Kosovo aims to join EU within a decade
Foreign minister sees Ireland as good role model for development
Kosovo’s foreign minister, Enver Hoxhaj, at the Conrad Hotel in Dublin this week. Photograph: Dara Mac Dónaill
Kosovo is targeting European Union membership within the next 10 years, according to its foreign minister.
Enver Hoxhaj acknowledged widespread “integration fatigue” in the EU but said Croatia’s accession last year had created “big momentum” in the Balkans and Kosovo was well placed to join by 2022.
“Croatia getting membership is a model of inspiration for all political elites, governments and business people in the Balkans in how to modernise themselves, how to reform themselves and how to make that fit in order to get membership,” he said, while Kosovo’s population was “the most pro-European” in the region.
Dr Hoxhaj was speaking on a visit to Dublin, where he met Minister for Foreign Affairs Eamon Gilmore and addressed the Institute of European and International Affairs.
Kosovo’s hopes of joining the EU received a boost last June, when, during Ireland’s presidency of the union, the European Council approved the opening of negotiations on a Stabilisation and Association Agreement. These deals, negotiated with states that have expressed an interest in joining the bloc, typically involve the state being offered tariff-free access to some EU markets as well as some financial assistance in exchange for commitments on political and economic reforms. Negotiations with Kosovo formally began last autumn.
“Without the support of your Government this couldn’t have happened,” said Dr Hoxhaj. “Mr Gilmore played a pretty crucial role in that because I talked to him very often, explaining to him how important it was for Kosovo to start the negotiations as soon as possible.”
Formidable obstacles remain in Kosovo’s way, however. Its 2008 declaration of independence has not been recognised by Serbia or five EU member states, and the European Commission has sharply criticised Pristina for the treatment of the 100,000 ethnic Serbs (out of a population of just under two million, of whom 90 per cent are ethnic Albanians) who live within its borders.

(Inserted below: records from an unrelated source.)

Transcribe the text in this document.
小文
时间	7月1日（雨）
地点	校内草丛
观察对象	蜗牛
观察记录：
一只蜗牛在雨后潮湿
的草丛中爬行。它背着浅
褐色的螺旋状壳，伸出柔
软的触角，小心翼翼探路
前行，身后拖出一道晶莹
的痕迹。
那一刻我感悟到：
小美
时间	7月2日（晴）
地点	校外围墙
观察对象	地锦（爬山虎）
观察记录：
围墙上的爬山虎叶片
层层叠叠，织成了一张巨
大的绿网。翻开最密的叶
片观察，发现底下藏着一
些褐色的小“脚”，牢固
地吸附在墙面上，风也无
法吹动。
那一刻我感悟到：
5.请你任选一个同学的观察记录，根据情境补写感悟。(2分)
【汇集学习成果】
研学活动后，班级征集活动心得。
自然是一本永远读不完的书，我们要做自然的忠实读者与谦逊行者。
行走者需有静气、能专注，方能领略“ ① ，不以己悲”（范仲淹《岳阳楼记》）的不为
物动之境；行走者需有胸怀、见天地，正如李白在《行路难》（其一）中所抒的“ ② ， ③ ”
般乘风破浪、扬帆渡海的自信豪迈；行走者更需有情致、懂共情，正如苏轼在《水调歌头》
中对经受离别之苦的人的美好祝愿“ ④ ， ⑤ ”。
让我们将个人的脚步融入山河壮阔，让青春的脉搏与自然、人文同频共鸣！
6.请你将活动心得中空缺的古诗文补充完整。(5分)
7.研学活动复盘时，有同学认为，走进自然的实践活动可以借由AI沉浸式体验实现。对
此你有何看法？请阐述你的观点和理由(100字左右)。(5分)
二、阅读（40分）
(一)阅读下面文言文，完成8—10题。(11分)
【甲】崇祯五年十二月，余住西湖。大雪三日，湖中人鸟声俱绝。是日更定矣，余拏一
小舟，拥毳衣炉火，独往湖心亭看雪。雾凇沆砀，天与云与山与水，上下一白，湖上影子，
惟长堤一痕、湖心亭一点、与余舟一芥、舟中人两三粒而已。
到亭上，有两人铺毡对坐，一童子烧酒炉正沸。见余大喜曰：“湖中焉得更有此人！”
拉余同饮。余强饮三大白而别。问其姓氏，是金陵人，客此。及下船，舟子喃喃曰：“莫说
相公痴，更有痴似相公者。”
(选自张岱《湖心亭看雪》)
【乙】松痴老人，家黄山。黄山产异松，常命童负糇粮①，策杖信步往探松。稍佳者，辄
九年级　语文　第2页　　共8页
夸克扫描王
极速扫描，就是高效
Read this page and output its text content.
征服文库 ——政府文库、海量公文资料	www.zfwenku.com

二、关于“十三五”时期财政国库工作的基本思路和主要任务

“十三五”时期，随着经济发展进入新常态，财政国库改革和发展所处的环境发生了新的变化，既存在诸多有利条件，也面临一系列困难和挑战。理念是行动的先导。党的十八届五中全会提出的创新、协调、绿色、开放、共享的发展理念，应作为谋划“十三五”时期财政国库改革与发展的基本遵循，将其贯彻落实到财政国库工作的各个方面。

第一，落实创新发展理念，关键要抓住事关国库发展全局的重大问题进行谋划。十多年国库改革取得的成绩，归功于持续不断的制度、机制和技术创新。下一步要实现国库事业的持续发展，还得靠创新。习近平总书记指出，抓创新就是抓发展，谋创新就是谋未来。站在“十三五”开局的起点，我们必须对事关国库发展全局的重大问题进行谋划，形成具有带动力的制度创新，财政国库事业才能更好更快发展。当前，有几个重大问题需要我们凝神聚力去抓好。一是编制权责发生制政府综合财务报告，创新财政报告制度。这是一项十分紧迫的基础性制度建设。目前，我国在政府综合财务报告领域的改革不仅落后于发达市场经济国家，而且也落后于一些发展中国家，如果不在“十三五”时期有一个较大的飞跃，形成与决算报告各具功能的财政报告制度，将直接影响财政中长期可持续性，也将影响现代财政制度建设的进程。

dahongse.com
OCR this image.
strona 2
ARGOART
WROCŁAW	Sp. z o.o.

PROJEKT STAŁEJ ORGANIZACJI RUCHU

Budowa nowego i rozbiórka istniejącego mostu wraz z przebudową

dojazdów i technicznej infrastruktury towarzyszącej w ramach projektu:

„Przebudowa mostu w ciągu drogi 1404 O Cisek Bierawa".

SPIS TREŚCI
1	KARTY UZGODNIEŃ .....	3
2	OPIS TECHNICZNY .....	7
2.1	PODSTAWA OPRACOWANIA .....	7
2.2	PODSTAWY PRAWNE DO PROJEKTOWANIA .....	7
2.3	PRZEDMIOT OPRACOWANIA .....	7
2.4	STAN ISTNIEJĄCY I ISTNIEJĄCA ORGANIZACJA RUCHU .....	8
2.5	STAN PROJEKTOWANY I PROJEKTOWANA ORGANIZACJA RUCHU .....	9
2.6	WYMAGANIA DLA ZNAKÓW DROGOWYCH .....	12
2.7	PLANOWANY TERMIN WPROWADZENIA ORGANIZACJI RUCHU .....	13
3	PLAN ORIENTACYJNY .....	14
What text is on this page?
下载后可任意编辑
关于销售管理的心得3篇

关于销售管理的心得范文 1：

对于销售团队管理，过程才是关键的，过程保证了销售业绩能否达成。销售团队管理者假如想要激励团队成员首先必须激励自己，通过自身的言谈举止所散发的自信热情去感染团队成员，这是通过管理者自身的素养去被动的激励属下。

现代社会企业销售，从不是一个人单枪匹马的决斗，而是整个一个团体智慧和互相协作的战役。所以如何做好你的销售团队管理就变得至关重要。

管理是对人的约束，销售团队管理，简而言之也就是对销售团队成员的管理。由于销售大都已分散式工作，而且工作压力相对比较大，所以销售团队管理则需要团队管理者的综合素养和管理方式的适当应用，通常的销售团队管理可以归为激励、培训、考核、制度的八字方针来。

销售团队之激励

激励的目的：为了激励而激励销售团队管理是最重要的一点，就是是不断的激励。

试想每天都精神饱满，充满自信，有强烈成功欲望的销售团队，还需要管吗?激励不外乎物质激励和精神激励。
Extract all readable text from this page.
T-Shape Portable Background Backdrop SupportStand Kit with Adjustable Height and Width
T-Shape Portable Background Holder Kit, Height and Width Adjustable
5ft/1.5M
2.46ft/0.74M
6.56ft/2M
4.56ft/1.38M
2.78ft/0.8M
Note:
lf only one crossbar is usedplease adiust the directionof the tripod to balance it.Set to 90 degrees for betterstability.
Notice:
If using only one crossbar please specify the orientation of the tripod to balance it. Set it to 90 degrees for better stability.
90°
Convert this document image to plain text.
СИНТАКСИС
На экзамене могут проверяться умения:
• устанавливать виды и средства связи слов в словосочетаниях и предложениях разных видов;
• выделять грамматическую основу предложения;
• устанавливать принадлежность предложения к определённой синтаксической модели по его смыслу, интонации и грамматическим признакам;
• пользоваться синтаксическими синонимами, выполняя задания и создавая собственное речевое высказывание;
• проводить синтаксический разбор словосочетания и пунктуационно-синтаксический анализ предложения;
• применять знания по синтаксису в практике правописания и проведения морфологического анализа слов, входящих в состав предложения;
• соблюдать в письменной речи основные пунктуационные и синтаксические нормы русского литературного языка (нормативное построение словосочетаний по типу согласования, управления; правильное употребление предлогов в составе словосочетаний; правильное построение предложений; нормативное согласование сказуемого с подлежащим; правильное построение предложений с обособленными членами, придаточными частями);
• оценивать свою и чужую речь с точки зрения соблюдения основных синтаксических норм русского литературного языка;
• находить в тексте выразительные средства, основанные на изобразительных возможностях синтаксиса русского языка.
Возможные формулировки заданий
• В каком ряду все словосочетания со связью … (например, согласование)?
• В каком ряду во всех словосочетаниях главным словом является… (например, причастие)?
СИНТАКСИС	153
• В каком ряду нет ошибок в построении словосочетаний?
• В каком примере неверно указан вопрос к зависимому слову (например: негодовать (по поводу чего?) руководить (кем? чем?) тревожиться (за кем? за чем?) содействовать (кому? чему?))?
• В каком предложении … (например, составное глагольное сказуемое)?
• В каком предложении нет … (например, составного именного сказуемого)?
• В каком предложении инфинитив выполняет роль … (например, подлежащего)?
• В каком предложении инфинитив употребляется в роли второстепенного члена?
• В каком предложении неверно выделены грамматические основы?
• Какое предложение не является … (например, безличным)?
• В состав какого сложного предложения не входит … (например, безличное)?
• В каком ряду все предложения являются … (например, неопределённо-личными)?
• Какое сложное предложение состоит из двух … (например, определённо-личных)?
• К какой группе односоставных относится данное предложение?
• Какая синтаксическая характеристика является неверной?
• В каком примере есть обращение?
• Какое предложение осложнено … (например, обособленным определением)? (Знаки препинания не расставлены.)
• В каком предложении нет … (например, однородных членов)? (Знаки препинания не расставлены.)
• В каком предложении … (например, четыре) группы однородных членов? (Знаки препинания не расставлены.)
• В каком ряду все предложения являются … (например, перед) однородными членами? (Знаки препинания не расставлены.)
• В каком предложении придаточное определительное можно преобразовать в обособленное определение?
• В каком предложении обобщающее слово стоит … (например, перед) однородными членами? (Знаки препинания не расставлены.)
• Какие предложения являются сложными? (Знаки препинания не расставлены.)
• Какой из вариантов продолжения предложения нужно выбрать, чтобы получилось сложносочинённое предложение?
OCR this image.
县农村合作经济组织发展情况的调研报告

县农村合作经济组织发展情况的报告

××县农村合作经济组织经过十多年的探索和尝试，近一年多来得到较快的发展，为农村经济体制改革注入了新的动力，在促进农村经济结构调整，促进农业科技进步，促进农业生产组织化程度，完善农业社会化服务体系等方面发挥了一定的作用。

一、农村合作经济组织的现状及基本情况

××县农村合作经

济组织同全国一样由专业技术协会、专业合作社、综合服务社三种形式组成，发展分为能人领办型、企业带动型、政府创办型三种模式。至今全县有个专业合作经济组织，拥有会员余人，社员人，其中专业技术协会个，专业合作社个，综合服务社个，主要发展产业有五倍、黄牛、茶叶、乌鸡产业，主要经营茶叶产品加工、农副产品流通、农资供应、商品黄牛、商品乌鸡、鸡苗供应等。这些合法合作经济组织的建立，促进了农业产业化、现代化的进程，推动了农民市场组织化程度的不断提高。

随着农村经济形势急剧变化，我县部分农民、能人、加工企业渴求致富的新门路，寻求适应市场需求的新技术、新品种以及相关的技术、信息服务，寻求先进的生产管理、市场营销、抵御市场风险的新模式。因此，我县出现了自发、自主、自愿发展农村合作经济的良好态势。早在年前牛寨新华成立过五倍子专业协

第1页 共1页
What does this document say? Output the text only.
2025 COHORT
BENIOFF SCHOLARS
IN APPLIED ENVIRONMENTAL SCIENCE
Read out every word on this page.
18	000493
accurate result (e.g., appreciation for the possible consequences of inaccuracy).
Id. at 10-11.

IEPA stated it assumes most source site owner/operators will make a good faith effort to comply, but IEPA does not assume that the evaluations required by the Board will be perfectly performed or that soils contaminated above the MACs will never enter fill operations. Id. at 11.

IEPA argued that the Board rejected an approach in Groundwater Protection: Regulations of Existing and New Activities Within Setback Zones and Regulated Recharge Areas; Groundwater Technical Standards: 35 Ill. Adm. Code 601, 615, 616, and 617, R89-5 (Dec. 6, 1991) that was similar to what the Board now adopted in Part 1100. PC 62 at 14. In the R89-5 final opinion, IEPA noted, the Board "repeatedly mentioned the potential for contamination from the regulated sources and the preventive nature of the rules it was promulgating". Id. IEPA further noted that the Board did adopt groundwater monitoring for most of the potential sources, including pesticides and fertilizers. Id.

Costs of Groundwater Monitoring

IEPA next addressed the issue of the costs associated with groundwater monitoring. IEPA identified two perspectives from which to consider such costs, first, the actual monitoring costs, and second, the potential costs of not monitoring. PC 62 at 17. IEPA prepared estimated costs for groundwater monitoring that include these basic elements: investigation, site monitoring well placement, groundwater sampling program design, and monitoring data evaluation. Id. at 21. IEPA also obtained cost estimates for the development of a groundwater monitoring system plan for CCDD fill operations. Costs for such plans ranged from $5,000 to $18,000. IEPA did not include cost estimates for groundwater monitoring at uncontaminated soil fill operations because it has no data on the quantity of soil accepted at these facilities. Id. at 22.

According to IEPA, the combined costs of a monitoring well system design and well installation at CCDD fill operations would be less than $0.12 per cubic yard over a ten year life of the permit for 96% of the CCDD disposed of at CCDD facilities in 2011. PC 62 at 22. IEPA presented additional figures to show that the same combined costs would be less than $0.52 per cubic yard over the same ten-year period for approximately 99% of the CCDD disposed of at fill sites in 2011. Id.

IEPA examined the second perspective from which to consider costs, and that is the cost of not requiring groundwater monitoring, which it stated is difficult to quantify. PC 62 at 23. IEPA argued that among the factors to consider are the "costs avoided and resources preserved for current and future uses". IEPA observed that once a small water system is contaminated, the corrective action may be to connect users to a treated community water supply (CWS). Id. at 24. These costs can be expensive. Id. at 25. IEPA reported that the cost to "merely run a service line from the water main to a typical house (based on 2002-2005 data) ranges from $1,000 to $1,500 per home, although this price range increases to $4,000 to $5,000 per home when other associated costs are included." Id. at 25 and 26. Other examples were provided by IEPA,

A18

Dr Hoxhaj – a former history professor – notes an agreement between Kosovo with Serbia last April as a key “historic” breakthrough in Kosovo’s efforts to establish itself and normalise relations with its neighbour. Under the deal, concluded after months of talks, both sides pledged not to block each other’s bid for EU membership. The accord gives a high degree of autonomy to the Serb-majority areas in Kosovo and allows them their own ethnic Serb police chief and appeal court. Both sides have opened “liaison offices” in each other’s capitals.
“The agreement was important because it closed a chapter of 100 years of conflicts and wars and genocide, which Serbia committed in Kosovo,” said Dr Hoxhaj. “It was the first ever agreement between Kosovo and Serbia. And it opened a new phrase in relations.”
That symbolically important agreement has been accompanied by 14 bilateral deals between Belgrade and Pristina on practical questions such as trade and cross-border movement.
However, Dr Hoxhaj concedes more has to be done to integrate and accommodate the Serb minority in the north.
“We have been a small nation in Yugoslavia, very much oppressed,” he said. “We know what it means to be small. Kosovo is built on three big pillars – to be a democratic country, to be a multi-ethnic country and to be a secular state. Multi-ethnicity is part of our identity.”
Kosovo’s diplomatic efforts take place against a domestic social backdrop marked by immense challenges. Six years after declaring independence, Kosovo remains one of the poorest places in Europe. Youth unemployment is at 55 per cent and almost half the population lives below the poverty line. Young states are “fragile”, said Dr Hoxhaj, but he takes pride in Kosovo’s institutional and economic stability. Last year, the economy grew by 5 per cent.
Dr Hoxhaj has been a regular visitor to Ireland, having brought delegations from the Kosovo assembly’s education committee, which he previously chaired, here several times to study the Irish school and university system. He speaks warmly of Ireland’s involvement in Kosovo, pointing out that it was among the first to recognise Kosovo as an independent state and has had a significant presence there in recent years in the form of hundreds of soldiers, diplomats and human rights activists.
He sees inspiration for Kosovo in Ireland’s successes in education, foreign investment and technology. “There is also the dynamism of the society, which is the case with us as well. We are small, but in Kosovo there is a kind of culture of hope, which was important to us in facing the sufferings we faced as a nation. I think Ireland is a very good model.”